Souley Saleh from the same country is also a street vendor located across the street from Souleymane Porgo.

“I saw people gather and the ambulance but never thought it was Souleymane Porgo until his brother called me later in the evening,” said Saleh. There is always something happening on 149th Street & 3rd Ave.”

“His brother told me that they went to the hospital but could not see him,” Saleh added. They were told that Souleymane Porgo needed surgery and were asked two consents because there was a chance that he would not make it.”

“Usually, there are many Burkinabe around his table. It is unfortunate that he was alone that day.”

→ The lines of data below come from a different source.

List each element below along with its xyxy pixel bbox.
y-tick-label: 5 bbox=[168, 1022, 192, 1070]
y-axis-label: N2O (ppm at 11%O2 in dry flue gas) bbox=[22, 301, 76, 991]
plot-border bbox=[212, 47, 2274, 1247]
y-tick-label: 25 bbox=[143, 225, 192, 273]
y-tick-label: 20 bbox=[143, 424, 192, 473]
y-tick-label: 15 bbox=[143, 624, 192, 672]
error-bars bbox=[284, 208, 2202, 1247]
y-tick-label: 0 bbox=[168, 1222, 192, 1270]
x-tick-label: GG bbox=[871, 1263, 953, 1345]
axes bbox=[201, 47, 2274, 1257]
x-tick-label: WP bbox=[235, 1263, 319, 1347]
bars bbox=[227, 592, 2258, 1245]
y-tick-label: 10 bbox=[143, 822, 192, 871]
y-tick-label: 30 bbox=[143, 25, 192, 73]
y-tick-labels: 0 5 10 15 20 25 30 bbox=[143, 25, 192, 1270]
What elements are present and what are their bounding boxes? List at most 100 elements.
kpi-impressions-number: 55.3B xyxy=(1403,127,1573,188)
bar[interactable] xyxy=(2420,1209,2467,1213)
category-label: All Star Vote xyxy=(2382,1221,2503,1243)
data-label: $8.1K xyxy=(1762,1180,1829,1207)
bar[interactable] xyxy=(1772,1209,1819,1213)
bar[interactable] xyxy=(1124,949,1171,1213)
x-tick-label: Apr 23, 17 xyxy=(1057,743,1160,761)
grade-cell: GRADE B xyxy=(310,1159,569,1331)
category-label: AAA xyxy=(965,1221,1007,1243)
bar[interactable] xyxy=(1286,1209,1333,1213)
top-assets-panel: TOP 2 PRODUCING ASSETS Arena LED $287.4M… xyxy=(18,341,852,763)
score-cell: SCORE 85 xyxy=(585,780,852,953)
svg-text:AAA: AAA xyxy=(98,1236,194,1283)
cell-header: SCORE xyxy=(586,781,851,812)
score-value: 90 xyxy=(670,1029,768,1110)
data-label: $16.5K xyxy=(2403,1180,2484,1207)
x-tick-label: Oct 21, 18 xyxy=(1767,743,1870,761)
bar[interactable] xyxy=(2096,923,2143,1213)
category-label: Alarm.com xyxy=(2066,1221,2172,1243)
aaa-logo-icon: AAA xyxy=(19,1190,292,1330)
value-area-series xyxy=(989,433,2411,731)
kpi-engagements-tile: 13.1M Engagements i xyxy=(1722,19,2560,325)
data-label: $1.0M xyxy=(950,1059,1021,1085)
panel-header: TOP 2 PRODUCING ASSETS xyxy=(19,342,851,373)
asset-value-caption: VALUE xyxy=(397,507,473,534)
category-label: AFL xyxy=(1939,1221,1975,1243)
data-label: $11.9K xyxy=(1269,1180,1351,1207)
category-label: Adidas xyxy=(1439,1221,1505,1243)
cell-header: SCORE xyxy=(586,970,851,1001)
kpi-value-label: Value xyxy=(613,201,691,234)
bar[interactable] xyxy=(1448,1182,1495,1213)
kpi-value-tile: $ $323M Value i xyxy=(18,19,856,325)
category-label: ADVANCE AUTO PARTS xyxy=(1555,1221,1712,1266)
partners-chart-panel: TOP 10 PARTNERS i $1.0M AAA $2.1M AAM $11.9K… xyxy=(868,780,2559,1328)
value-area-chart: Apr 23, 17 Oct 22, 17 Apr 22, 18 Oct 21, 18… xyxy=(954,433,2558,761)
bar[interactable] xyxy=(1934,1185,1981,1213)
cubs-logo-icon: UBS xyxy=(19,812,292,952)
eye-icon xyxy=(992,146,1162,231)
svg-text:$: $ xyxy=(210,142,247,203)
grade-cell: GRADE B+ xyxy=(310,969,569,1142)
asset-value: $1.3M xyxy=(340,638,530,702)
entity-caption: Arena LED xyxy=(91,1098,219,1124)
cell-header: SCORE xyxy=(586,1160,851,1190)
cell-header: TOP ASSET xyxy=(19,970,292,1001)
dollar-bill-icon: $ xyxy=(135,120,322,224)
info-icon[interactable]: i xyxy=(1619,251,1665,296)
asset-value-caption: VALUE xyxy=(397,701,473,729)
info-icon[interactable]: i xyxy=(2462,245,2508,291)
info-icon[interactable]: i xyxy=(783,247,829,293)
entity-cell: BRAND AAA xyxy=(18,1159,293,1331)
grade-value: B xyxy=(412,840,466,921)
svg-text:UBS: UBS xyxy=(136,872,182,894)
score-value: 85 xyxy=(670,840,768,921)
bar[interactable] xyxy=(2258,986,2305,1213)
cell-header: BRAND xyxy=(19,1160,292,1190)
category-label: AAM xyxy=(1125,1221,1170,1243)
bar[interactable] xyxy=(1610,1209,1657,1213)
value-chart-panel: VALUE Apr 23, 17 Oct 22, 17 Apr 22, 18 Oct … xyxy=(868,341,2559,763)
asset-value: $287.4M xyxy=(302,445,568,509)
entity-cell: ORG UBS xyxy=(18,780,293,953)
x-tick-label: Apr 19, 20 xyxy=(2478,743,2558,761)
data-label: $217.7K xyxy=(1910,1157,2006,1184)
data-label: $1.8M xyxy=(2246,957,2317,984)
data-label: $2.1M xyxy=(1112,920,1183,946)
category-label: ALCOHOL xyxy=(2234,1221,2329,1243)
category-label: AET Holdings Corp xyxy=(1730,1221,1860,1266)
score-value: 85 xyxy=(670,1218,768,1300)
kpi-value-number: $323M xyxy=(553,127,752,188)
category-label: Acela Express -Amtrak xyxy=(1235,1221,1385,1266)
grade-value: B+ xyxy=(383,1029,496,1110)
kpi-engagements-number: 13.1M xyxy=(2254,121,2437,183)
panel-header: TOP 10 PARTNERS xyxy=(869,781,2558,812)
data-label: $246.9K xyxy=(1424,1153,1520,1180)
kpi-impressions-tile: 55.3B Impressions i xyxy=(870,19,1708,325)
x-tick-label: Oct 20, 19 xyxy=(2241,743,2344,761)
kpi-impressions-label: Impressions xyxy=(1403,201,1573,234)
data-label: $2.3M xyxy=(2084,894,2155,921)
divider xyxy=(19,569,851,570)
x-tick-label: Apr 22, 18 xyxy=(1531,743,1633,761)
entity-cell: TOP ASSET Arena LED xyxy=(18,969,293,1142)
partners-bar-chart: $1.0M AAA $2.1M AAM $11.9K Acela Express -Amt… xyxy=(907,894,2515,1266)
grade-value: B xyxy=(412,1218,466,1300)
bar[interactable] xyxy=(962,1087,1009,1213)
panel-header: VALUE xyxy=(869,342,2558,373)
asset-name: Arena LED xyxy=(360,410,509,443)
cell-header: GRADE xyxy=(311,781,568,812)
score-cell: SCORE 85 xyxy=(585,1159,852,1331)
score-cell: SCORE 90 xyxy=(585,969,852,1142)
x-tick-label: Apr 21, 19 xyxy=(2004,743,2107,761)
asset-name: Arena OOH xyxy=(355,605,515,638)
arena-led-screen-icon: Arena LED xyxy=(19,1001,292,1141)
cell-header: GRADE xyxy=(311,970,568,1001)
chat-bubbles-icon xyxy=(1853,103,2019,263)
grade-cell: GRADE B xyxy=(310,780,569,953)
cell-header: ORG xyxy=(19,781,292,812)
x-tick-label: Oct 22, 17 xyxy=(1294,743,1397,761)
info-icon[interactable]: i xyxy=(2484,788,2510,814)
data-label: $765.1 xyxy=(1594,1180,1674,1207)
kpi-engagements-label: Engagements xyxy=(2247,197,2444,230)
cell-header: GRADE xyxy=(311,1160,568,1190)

Samira Zibango, created the only Gofund page approved by Porgo’s family to help his wife and children not knowing if and when Souleymane Porgo will regain consciousness.

“I grew up around him”, said Samira Zibango.

“I used to pass by him every day to go to the academy of public relations. He would give me free books all the time because he knew I loved to read.”

Zibango, who did not want to generalize, says the incident that led to the fracture of Souleymane Porgo’s skull is nothing new. It is the result of a tension between some African-Americans and African immigrants.

“I remember how some black Americans would look down and disrespect my mother when she had her hair salon on 138th St and Willis Ave,’ she said. This is not new. They have been disrespecting us for years.”

Aboubacar Nikiema, a friend of Porgo hopes that the men who assaulted Porgo will be arrested and held accountable.

“Porgo is a good man who helped many Burkinabe citizens and does not deserve to be laying in the hospital in this condition,” said Nikiema who went to pay him a visit at the hospital but did not find the courage to see his friend in such a bad shape.

“I met him in 2007 and his location is a gathering place for many Burkinabe. The African community needs to stand up so this will never happen again.”